Le racisme anti-arabe est activement soutenu par des groupes d’extrême droite comme Ordre Nouveau. Le 14 décembre 1973, une bombe explose au consulat d’Algérie, en plein centre de Marseille, elle fait quatre morts et blessés graves. L’attentat est revendiqué par le Club Charles-Martel, composé d’anciens militants de l’Organisation Armée Secrète (OAS).

Si le gouvernement réagit avec tiédeur, voire ambiguïté, deux forces prennent clairement la défense des immigrés, des mouvements chrétiens comme la CIMADE, mais aussi et surtout l’extrême gauche, la Gauche Prolétarienne maoïste dont le MTA était proche et la Ligue Communiste Révolutionnaire (LCR) d’Alain Krivine.

Alain Krivine sera arrêté et la LCR sera interdite après des échauffourées opposant les militants de la LCR aux militants d’Ordre Nouveau. Les intellectuels de gauche se mobilisent également. En 1972 est fondé le Groupe d’Information et de Soutien aux Travailleurs Immigrés (GISTI) soutenu par Jean Paul Sartre et Michel Foucault, qui obtiendra l’annulation par le conseil d’état des circulaires décriées.

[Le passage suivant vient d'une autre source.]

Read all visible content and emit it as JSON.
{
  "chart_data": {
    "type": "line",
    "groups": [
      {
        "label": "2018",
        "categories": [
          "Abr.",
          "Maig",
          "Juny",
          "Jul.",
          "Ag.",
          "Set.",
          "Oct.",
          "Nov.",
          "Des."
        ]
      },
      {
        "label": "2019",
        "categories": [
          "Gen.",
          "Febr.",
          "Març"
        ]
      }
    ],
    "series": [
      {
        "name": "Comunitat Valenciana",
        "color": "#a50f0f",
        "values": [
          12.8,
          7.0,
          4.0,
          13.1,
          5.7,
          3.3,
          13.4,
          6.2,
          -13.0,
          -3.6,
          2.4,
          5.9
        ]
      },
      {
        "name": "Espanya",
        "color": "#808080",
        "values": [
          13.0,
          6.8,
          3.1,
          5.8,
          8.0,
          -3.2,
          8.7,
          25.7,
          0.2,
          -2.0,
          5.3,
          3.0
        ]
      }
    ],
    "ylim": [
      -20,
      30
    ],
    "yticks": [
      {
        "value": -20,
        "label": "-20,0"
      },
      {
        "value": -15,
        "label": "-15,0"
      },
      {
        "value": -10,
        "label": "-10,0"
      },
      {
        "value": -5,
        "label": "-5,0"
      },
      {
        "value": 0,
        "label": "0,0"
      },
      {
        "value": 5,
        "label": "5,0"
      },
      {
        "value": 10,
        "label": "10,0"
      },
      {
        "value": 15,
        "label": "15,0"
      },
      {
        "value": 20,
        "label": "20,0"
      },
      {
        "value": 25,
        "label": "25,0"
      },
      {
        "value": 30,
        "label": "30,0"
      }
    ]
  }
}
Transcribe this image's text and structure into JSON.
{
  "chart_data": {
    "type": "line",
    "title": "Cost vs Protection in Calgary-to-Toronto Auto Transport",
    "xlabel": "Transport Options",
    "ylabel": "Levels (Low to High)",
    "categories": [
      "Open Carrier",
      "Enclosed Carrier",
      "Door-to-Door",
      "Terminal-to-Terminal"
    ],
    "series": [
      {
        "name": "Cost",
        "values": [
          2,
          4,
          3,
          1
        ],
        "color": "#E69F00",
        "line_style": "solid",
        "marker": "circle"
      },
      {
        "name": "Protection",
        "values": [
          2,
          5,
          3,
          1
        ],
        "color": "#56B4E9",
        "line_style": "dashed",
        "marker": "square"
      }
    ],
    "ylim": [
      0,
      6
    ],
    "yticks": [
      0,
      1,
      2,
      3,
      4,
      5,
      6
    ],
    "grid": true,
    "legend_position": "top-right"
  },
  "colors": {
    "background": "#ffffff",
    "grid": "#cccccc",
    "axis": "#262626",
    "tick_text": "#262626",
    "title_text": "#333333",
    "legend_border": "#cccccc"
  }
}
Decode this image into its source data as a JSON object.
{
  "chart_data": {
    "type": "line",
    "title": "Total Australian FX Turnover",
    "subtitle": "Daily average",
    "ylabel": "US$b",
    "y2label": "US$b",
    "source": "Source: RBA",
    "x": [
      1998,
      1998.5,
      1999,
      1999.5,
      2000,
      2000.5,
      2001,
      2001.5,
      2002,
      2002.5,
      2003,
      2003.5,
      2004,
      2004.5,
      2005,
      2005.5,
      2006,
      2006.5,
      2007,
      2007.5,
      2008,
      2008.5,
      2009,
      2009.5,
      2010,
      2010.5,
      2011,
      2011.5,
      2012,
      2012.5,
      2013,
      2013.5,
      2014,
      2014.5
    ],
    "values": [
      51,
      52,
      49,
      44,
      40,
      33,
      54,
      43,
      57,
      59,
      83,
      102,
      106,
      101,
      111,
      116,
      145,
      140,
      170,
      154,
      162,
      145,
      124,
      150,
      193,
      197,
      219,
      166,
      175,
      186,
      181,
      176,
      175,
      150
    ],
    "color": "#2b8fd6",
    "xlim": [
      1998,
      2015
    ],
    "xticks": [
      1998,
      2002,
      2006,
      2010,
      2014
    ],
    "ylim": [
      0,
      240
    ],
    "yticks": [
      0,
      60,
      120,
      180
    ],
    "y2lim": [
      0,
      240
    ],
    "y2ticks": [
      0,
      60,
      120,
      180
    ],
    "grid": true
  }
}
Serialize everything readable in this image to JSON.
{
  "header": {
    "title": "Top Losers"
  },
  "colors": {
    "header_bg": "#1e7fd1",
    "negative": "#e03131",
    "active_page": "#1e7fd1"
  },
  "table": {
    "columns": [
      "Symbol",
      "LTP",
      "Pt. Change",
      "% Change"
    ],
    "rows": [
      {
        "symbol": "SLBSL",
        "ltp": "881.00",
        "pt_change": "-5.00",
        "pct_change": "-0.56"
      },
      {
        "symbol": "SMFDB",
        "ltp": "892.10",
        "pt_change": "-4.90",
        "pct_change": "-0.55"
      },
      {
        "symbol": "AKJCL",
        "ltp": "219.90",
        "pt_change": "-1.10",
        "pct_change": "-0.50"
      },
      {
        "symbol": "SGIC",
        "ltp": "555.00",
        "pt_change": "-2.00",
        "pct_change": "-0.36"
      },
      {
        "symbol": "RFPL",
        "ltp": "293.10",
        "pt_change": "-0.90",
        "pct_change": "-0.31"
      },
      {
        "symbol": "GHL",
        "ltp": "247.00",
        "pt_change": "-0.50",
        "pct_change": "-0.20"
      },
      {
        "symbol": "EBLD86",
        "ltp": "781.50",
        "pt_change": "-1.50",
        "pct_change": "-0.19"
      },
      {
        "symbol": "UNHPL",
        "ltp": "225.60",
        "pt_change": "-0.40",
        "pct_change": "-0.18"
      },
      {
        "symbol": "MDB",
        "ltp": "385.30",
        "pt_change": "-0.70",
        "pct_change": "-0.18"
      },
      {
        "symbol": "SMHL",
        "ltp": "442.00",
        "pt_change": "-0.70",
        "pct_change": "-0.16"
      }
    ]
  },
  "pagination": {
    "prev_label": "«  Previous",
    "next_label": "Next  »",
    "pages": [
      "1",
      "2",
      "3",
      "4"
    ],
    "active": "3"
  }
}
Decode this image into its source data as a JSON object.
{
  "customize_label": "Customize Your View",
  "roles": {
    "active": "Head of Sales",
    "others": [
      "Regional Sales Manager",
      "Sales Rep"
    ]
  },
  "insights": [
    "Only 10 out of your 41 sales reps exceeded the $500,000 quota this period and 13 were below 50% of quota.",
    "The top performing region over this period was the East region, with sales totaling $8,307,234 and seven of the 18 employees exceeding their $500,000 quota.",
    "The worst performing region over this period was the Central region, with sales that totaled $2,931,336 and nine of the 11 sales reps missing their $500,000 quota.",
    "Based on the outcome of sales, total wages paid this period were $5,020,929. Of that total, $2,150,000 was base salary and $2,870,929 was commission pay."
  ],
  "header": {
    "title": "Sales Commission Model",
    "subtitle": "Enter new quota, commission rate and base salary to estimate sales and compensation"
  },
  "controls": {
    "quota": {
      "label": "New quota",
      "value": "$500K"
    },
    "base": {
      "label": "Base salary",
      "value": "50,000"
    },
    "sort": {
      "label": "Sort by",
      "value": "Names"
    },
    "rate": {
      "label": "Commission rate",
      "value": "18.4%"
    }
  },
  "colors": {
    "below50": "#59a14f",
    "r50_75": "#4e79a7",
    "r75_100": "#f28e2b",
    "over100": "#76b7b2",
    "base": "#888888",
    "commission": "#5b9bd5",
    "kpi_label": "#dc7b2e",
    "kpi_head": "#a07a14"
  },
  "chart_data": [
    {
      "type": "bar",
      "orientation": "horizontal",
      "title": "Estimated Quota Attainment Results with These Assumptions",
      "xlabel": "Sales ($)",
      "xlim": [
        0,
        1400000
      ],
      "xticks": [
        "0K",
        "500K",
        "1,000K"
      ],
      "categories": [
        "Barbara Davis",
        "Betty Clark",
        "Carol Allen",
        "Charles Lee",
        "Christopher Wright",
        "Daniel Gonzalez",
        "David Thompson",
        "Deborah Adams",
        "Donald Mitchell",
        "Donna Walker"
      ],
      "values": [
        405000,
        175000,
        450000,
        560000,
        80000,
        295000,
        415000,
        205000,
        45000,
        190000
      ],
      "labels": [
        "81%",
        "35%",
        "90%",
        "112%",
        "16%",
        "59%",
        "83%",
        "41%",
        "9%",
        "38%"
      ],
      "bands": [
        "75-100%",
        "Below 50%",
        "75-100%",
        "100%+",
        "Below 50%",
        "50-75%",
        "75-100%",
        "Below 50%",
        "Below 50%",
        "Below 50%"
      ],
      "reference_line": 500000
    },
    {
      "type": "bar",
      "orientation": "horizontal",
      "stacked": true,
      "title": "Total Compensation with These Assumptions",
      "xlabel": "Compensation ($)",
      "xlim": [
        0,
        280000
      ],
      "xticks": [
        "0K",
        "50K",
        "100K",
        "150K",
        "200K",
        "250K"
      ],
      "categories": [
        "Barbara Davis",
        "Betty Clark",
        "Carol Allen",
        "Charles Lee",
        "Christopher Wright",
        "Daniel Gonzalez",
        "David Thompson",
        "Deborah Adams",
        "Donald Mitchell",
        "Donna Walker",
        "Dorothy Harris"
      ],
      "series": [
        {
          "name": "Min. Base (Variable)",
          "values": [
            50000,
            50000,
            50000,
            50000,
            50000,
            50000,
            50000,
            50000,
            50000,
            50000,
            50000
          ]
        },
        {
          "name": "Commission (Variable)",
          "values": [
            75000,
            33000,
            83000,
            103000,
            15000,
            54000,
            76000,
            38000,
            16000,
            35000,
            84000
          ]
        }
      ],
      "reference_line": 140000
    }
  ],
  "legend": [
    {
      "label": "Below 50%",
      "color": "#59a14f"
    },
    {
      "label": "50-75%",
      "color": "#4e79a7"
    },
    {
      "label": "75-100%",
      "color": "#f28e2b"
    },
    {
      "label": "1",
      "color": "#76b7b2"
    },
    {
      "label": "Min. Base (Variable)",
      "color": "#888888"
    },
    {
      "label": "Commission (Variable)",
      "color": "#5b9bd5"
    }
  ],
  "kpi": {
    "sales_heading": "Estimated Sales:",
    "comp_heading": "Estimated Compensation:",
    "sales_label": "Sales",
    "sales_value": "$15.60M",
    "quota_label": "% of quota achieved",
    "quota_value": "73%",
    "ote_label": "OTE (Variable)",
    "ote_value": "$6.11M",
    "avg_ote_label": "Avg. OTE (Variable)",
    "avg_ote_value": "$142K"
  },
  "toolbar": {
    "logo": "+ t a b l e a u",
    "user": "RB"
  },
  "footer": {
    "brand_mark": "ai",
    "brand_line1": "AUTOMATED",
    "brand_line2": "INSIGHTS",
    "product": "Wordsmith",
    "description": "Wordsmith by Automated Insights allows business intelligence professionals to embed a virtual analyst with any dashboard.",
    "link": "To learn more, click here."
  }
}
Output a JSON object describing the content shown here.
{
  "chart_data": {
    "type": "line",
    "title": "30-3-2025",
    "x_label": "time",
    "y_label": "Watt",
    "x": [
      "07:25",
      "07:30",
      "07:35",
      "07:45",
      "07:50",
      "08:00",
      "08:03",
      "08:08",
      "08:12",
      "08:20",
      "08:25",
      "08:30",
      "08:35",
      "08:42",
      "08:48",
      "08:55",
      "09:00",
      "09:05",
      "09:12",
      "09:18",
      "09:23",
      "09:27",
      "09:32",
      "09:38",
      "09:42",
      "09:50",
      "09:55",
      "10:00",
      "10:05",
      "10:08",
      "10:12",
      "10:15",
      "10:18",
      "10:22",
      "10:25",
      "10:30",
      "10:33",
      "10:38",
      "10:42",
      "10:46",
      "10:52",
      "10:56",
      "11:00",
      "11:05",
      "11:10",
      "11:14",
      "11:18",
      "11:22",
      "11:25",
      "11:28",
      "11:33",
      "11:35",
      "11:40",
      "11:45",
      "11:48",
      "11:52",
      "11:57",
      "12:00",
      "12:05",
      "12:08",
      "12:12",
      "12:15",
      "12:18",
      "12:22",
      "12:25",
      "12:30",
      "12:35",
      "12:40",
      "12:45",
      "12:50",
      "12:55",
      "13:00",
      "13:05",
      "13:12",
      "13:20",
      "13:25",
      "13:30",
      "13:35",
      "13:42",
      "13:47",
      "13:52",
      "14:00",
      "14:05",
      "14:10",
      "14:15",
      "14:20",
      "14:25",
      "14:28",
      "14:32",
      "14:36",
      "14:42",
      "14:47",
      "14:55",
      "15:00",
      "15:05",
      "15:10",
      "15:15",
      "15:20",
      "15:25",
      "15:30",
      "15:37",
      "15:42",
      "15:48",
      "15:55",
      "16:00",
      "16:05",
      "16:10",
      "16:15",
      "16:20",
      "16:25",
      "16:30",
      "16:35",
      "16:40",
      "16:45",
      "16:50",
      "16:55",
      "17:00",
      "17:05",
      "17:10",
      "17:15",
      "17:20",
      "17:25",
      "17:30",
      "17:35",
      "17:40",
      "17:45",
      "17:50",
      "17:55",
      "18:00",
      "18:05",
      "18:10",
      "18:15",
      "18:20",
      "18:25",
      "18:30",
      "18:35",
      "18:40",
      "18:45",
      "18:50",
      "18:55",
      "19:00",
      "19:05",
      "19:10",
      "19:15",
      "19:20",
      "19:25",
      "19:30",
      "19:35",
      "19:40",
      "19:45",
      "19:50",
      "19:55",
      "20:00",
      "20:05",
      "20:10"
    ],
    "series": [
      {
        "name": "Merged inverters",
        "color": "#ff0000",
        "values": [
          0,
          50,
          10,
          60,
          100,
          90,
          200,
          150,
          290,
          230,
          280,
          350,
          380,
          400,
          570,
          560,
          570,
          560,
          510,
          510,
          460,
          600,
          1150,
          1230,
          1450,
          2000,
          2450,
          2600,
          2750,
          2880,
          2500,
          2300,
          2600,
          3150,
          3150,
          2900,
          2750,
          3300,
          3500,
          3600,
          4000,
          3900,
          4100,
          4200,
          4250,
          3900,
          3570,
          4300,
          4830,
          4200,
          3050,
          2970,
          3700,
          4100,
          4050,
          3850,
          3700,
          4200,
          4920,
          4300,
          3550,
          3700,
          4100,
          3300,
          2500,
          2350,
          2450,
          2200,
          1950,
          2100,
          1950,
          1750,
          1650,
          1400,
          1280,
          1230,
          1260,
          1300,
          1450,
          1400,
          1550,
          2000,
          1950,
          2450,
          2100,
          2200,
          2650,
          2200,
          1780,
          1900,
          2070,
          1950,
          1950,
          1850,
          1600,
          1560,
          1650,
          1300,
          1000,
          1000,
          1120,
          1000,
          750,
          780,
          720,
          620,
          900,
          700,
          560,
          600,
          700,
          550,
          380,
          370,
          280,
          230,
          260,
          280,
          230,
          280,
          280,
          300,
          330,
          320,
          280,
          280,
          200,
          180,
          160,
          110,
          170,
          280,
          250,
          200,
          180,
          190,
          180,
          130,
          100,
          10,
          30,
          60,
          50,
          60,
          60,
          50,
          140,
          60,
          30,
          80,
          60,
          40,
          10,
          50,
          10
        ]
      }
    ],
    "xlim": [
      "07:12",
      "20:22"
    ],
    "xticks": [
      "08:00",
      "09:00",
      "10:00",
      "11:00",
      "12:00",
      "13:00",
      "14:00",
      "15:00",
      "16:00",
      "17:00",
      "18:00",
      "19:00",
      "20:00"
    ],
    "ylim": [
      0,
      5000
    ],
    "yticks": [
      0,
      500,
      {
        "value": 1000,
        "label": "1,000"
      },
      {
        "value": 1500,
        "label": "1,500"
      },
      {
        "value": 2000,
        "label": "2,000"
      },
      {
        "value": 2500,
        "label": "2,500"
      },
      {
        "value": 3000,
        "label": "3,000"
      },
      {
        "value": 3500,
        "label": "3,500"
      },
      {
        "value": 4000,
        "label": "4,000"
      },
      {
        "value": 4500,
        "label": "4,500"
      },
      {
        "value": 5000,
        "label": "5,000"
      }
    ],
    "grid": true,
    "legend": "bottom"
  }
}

Après le meurtre d’un jeune algérien dans le quartier de la Goutte d’Or, à Paris, un Comité pour Djilali Ben Ali est créé. Y participent entre autres Michel Foucault, Gilles Deleuze, Jean Claude Passeron et Jean Paul Sartre. Face à cette mobilisation de la gauche contre le racisme, l’extrême droite française des années 1970 ne parle pas encore d’islamo gauchisme, mais de gauche arabe ou de gauchisme pro arabe.

Cinquante ans plus tard, l’islamo gauchisme réactive des amalgames forgés pendant la guerre d’Algérie et la crise économique des années 1970. Il modernise le discours de l’ennemi intérieur en y injectant un élément religieux d’après les attentats du 11 septembre 2001. Rien de bien neuf donc, hormis la focalisation sur l’enseignement et la recherche.

Faute d’ennemis précis et célèbres, l’extrême droite s’en prend à l’université en général, au sein de laquelle les minorités ethniques et/ou religieuses sont pourtant sous représentées. Plutôt qu’un rapport sur l’islamo gauchisme, la ministre de la recherche, Frédérique Vidal, aurait été mieux inspirée en demandant une enquête sur cette sous représentation.